MONTE DE LEITURAS: blog do Alfredo Monte

24/12/2010

“A cidade há de seguir-te(…) A esta cidade sempre chegarás”

Em Pontos de fuga, Graham Greene, ao falar sobre lugares que capturam o nosso coração, escreve: “Aos 31 anos, na Libéria, dei meu coração à África Ocidental… Meu amor pela África aprofundou-se ali, em particular pelo que é chamado, no mundo inteiro, a Costa, aquele mundo de tetos de zinco, de urubus pousando ruidosamente, de caminhos de laterita ganhando uma cor rosada à luz do entardecer.”

Há exatamente 50 anos, Lawrence Durrell (1912-1990) lançou o primeiro volume (Justine) do mais inesquecível registro ficcional do feitiço de um lugar: “Em essência, o que é essa nossa cidade? O que resume o nome Alexandria? Num relance, minha mente exibe incontáveis ruas tomadas de poeira..o doce odor da poeira dos tijolos e das calçadas quentes saciadas com água”.

É desconcertante que só agora apareça uma tradução brasileira de O quarteto de Alexandria (durante anos circulou por aqui a ótima versão portuguesa, de Daniel Gonçalves), que seria completado em 1960. Trata-se de um dos romances mais belos a destrinçar o paradoxo de se existir mais na memória do que no próprio ato de viver.

Então, temos a cidade e a memória, o labirinto e o fio de Ariadne que nos permite percorrê-lo. A cidade, em sua dimensão mitológica, onde Justine, amante do narrador “errava em busca (no meio de uma terrível solidão do espírito) do lampejo que lhe revelaria uma nova perspectiva do seu ser” (é preciso dizer que a, em geral correta, tradução brasileira, às vezes carece de graça. Veja-se como ele traduz o mesmo trecho: “buscando com uma dedicação assustadora a centelha definitiva que a elevaria até uma nova perspectiva de si mesma”). Essa busca é a tentativa de quebrar as imagens fixadas nos espelhos cuja reiterada aparição no livro acabam proporcionando-nos uma imprevisível mistura de Proust e Borges, o mundo da memória perseguindo o Ser e o mundo fantasmagórico em que o ser é apenas um reflexo e igualmente pode Não-ser: “Na hora de ir  para a cama, Justine olhava-se no espelho do primeiro patamar da escadaria e ralhava com seu reflexo: Estou cansada de você, sua judia presunçosa e histérica!”

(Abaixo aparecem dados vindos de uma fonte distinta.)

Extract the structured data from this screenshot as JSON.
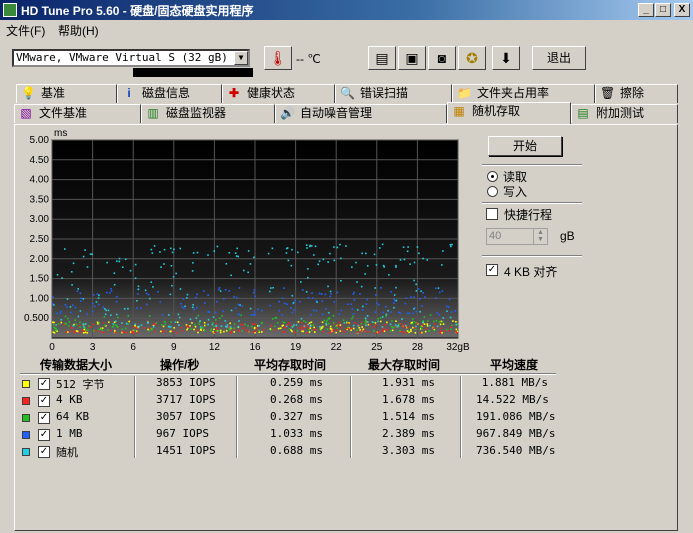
{
  "window": {
    "title": "HD Tune Pro 5.60 - 硬盘/固态硬盘实用程序",
    "minimize": "_",
    "maximize": "□",
    "close": "X"
  },
  "menu": {
    "items": [
      "文件(F)",
      "帮助(H)"
    ]
  },
  "toolbar": {
    "drive": "VMware, VMware Virtual S (32 gB)",
    "temperature": "-- ℃",
    "exit_label": "退出",
    "icons": [
      "thermometer-icon",
      "copy-text-icon",
      "copy-screen-icon",
      "camera-icon",
      "options-icon",
      "download-icon"
    ]
  },
  "tabs": {
    "row1": [
      {
        "label": "基准",
        "icon": "bulb-icon"
      },
      {
        "label": "磁盘信息",
        "icon": "info-icon"
      },
      {
        "label": "健康状态",
        "icon": "health-icon"
      },
      {
        "label": "错误扫描",
        "icon": "magnifier-icon"
      },
      {
        "label": "文件夹占用率",
        "icon": "folder-icon"
      },
      {
        "label": "擦除",
        "icon": "trash-icon"
      }
    ],
    "row2": [
      {
        "label": "文件基准",
        "icon": "file-icon"
      },
      {
        "label": "磁盘监视器",
        "icon": "monitor-icon"
      },
      {
        "label": "自动噪音管理",
        "icon": "speaker-icon"
      },
      {
        "label": "随机存取",
        "icon": "random-icon",
        "active": true
      },
      {
        "label": "附加测试",
        "icon": "extra-icon"
      }
    ]
  },
  "controls": {
    "start_label": "开始",
    "read_label": "读取",
    "write_label": "写入",
    "mode_selected": "read",
    "quick_label": "快捷行程",
    "quick_checked": false,
    "quick_value": "40",
    "quick_unit": "gB",
    "align_label": "4 KB 对齐",
    "align_checked": true
  },
  "chart_data": {
    "type": "scatter",
    "ylabel": "ms",
    "xlabel": "gB",
    "x_ticks": [
      "0",
      "3",
      "6",
      "9",
      "12",
      "16",
      "19",
      "22",
      "25",
      "28",
      "32gB"
    ],
    "y_ticks": [
      "5.00",
      "4.50",
      "4.00",
      "3.50",
      "3.00",
      "2.50",
      "2.00",
      "1.50",
      "1.00",
      "0.500"
    ],
    "xlim": [
      0,
      32
    ],
    "ylim": [
      0,
      5
    ],
    "grid": true,
    "background": "#000000",
    "series": [
      {
        "name": "512 字节",
        "color": "#ffff00",
        "band": [
          0.15,
          0.45
        ]
      },
      {
        "name": "4 KB",
        "color": "#ff2020",
        "band": [
          0.15,
          0.42
        ]
      },
      {
        "name": "64 KB",
        "color": "#20c020",
        "band": [
          0.2,
          0.6
        ]
      },
      {
        "name": "1 MB",
        "color": "#2060ff",
        "band": [
          0.6,
          1.3
        ]
      },
      {
        "name": "随机",
        "color": "#20d0e0",
        "band": [
          0.3,
          2.4
        ]
      }
    ]
  },
  "stats": {
    "headers": [
      "传输数据大小",
      "操作/秒",
      "平均存取时间",
      "最大存取时间",
      "平均速度"
    ],
    "rows": [
      {
        "size": "512 字节",
        "color": "#ffff00",
        "checked": true,
        "ops": "3853 IOPS",
        "avg": "0.259 ms",
        "max": "1.931 ms",
        "speed": "1.881 MB/s"
      },
      {
        "size": "4 KB",
        "color": "#ff2020",
        "checked": true,
        "ops": "3717 IOPS",
        "avg": "0.268 ms",
        "max": "1.678 ms",
        "speed": "14.522 MB/s"
      },
      {
        "size": "64 KB",
        "color": "#20c020",
        "checked": true,
        "ops": "3057 IOPS",
        "avg": "0.327 ms",
        "max": "1.514 ms",
        "speed": "191.086 MB/s"
      },
      {
        "size": "1 MB",
        "color": "#2060ff",
        "checked": true,
        "ops": "967 IOPS",
        "avg": "1.033 ms",
        "max": "2.389 ms",
        "speed": "967.849 MB/s"
      },
      {
        "size": "随机",
        "color": "#20d0e0",
        "checked": true,
        "ops": "1451 IOPS",
        "avg": "0.688 ms",
        "max": "3.303 ms",
        "speed": "736.540 MB/s"
      }
    ]
  }
}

O narrador do livro é um professor irlandês, envolvido com uma dançarina de cabaré que se prostitui, Cléa. Ele conhece Justine, esposa do milionário Nessim, discípula do místico Balthazar, descendente espiritual da sua homônima criada pelo Marquês de Sade, envolta em sensualidade, mas com um “ar de perpétuo esgotamento” (“uma verdadeira filha de Alexandria; nem grega, nem síria, nem egípcia, mas um híbrido, um complexo”). Enfim, uma mulher “que arrancava as pessoas dos seus velhos invólucros”. A cidade, a memória, a mulher, os grandes pólos enfeitiçantes, imantadores e galvanizantes da literatura, que propiciarão ao narrador o “primeiro grande desastre da idade madura”, numa ciranda amorosa alexandrina que oferecerá “uma existência que esperava de nós o impossível: que existíssemos” na “zona de atração que  Alexandria criava para aqueles que escolhera como seus símbolos”.

Cidade, memória, mulher, espelhos. E um fantasma literário vindo admoestar constantemente o Hamlet de Durrell: o poeta de Alexandria, Konstantinos Kaváfis (1863-1933), com sua poesia de momentos irrisórios impiedosamente reconstruídos:

Dizes: “Eu vou para outras terras, eu vou para outro mar.

Hão de existir outras cidades melhores do que esta.

De todo o esforço feito –estava escrito—nada resta

E sepultado qual um morto tenho o coração.

Até quando vai minha alma ficar nesta inação?(…)

Não acharás novas terras, tampouco novo mar.

A cidade há de seguir-te. As ruas por onde andares

Serão as mesmas… A esta cidade sempre chegarás…

A vida, pois, que dissipaste aqui, neste cantinho

Do mundo, no mundo inteiro é que a foste dissipar”. ( (tradução de José Paulo Paes)

(resenha publicada em três de março de 2007)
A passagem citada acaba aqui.